Insight : rapprocher les acteurs — universités, fondations et académies — est une condition nécessaire pour réduire la fracture territoriale.
Langues, curriculums et employabilité : l’impératif d’un curriculum en phase avec l’économie
Le système marocain fait face à des attentes contradictoires : transmettre une culture nationale tout en préparant les jeunes à un marché du travail mondialisé. Les lacunes en arabe classique et en langues étrangères pèsent sur l’employabilité des diplômés.
Les institutions techniques et économiques, comme INSEA, jouent un rôle dans l’adaptation des formations aux besoins du marché. De même, la Mission française au Maroc a contribué à des échanges pédagogiques et à des programmes de formation des enseignants.
Fil conducteur : Amina, diplômée d’une université régionale, illustre le fossé. Malgré un bon dossier universitaire, elle manque de compétences linguistiques et techniques recherchées par les entreprises, ce qui retarde son insertion.
Des partenariats entre établissements supérieurs, entreprises et fondations — y compris des initiatives impulsées par la Fondation BMCE Bank pour l’Éducation — montrent la voie : modules techniques, stages obligatoires et renforcement linguistique peuvent rapprocher formation et emploi.
Insight : repenser les curricula autour de compétences transversales et professionnelles est indispensable pour réduire le chômage des diplômés.
Acteurs et initiatives : vers une co-responsabilité entre public, privé et société civile
La transformation exige une coalition d’acteurs. Outre le Ministère de l’Éducation Nationale, les fondations, les universités et le secteur privé doivent conjuguer leurs efforts pour créer des solutions durables.

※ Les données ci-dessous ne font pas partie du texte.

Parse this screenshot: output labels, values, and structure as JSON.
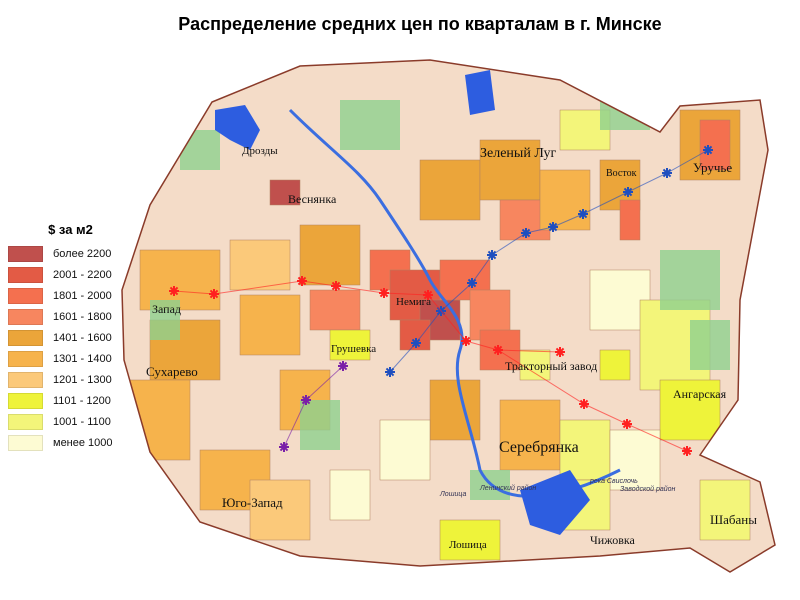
{
  "title": "Распределение средних цен по кварталам в г. Минске",
  "legend": {
    "title": "$ за м2",
    "items": [
      {
        "label": "более 2200",
        "color": "#c0504d"
      },
      {
        "label": "2001 - 2200",
        "color": "#e35b45"
      },
      {
        "label": "1801 - 2000",
        "color": "#f4704f"
      },
      {
        "label": "1601 - 1800",
        "color": "#f7865f"
      },
      {
        "label": "1401 - 1600",
        "color": "#eba53a"
      },
      {
        "label": "1301 - 1400",
        "color": "#f6b34c"
      },
      {
        "label": "1201 - 1300",
        "color": "#fbc97a"
      },
      {
        "label": "1101 - 1200",
        "color": "#eef33a"
      },
      {
        "label": "1001 - 1100",
        "color": "#f3f57a"
      },
      {
        "label": "менее 1000",
        "color": "#fdfbd3"
      }
    ]
  },
  "districts": [
    {
      "name": "Дрозды"
    },
    {
      "name": "Веснянка"
    },
    {
      "name": "Зеленый Луг"
    },
    {
      "name": "Восток"
    },
    {
      "name": "Уручье"
    },
    {
      "name": "Запад"
    },
    {
      "name": "Немига"
    },
    {
      "name": "Грушевка"
    },
    {
      "name": "Сухарево"
    },
    {
      "name": "Тракторный завод"
    },
    {
      "name": "Ангарская"
    },
    {
      "name": "Серебрянка"
    },
    {
      "name": "Юго-Запад"
    },
    {
      "name": "Лошица"
    },
    {
      "name": "Чижовка"
    },
    {
      "name": "Шабаны"
    }
  ],
  "minor_labels": [
    "Заводской район",
    "Ленинский район",
    "Лошица",
    "река Свислочь"
  ],
  "metro_lines": [
    {
      "color": "#1f4fbf"
    },
    {
      "color": "#ff2020"
    },
    {
      "color": "#7a1fa8"
    }
  ]
}
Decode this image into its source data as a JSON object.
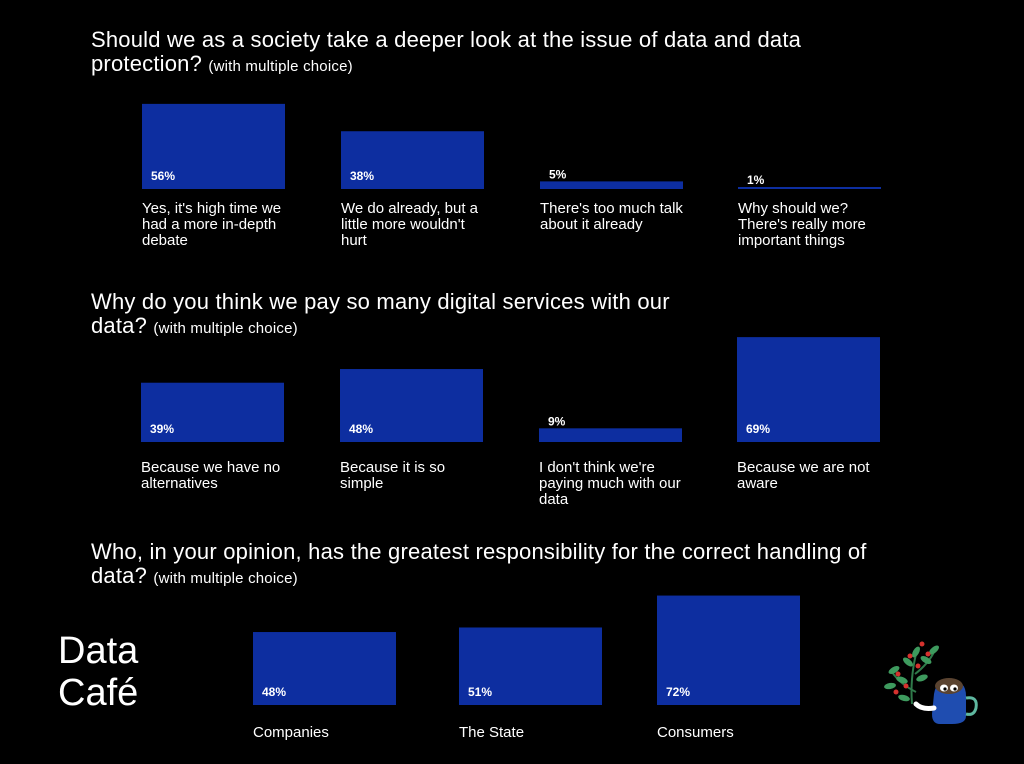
{
  "chart_data": [
    {
      "type": "bar",
      "title": "Should we as a society take a deeper look at the issue of data and data protection?",
      "subtitle": "(with multiple choice)",
      "categories": [
        "Yes, it's high time we had a more in-depth debate",
        "We do already, but a little more wouldn't hurt",
        "There's too much talk about it already",
        "Why should we? There's really more important things"
      ],
      "values": [
        56,
        38,
        5,
        1
      ],
      "value_labels": [
        "56%",
        "38%",
        "5%",
        "1%"
      ],
      "unit": "%"
    },
    {
      "type": "bar",
      "title": "Why do you think we pay so many digital services with our data?",
      "subtitle": "(with multiple choice)",
      "categories": [
        "Because we have no alternatives",
        "Because it is so simple",
        "I don't think we're paying much with our data",
        "Because we are not aware"
      ],
      "values": [
        39,
        48,
        9,
        69
      ],
      "value_labels": [
        "39%",
        "48%",
        "9%",
        "69%"
      ],
      "unit": "%"
    },
    {
      "type": "bar",
      "title": "Who, in your opinion, has the greatest responsibility for the correct handling of data?",
      "subtitle": "(with multiple choice)",
      "categories": [
        "Companies",
        "The State",
        "Consumers"
      ],
      "values": [
        48,
        51,
        72
      ],
      "value_labels": [
        "48%",
        "51%",
        "72%"
      ],
      "unit": "%"
    }
  ],
  "brand": {
    "line1": "Data",
    "line2": "Café"
  },
  "colors": {
    "bar": "#0d2ea0",
    "background": "#000000",
    "text": "#ffffff"
  },
  "mascot_icon": "coffee-mug-with-plant-icon"
}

Des établissements comme Groupe scolaire La Résidence ou des universités prestigieuses accompagnent des projets de formation des enseignants et d’innovation pédagogique. Les mécènes et fondations financent des laboratoires d’expérimentation. Les institutions financières et culturelles peuvent contribuer à des programmes d’envergure.
Pour comprendre la dynamique économique plus large qui influence ces choix politiques, voir cet article d’analyse : comprendre les grands enjeux économiques actuels, qui éclaire les arbitrages budgétaires et stratégiques.
Insight : sans une gouvernance partagée et des engagements clairs de chaque acteur, les initiatives resteront dispersées et peu durables.
Perspectives : la feuille de route 2022-2026 et les conditions du succès
La feuille de route 2022-2026 met l’accent sur la qualité des apprentissages, la formation des enseignants et la modernisation des infrastructures. Son succès dépendra de la capacité à engager les acteurs locaux et à stabiliser les réformes.
Des partenariats entre universités — Université Mohammed V, Université Hassan II, Université Al Akhawayn — et acteurs internationaux peuvent accélérer les transferts de compétences. L’appui technique de la Mission française au Maroc et d’autres partenaires étrangers demeure précieux pour la formation et l’évaluation.
Exemple : une convention entre une académie régionale et une université a permis de déployer un programme de formation continue pour enseignants, réduisant l’absentéisme et améliorant les méthodes pédagogiques sur deux années scolaires.
Insight : la feuille de route peut produire des résultats si elle s’accompagne d’une véritable décentralisation opérationnelle et d’un suivi rigoureux des impacts.
Pour approfondir les enjeux patrimoniaux et culturels liés à l’éducation et au développement local, voir également : redécouvrir la médersa mérinide de Taza et comprendre les grands enjeux économiques actuels, ressources qui éclairent le contexte plus large des politiques publiques.
Réflexion : face aux défis soulignés par le souverain, l’avenir de l’école marocaine dépendra moins d’un seul budget que d’une capacité collective à transformer fonds, institutions et pratiques en progrès durable pour tous.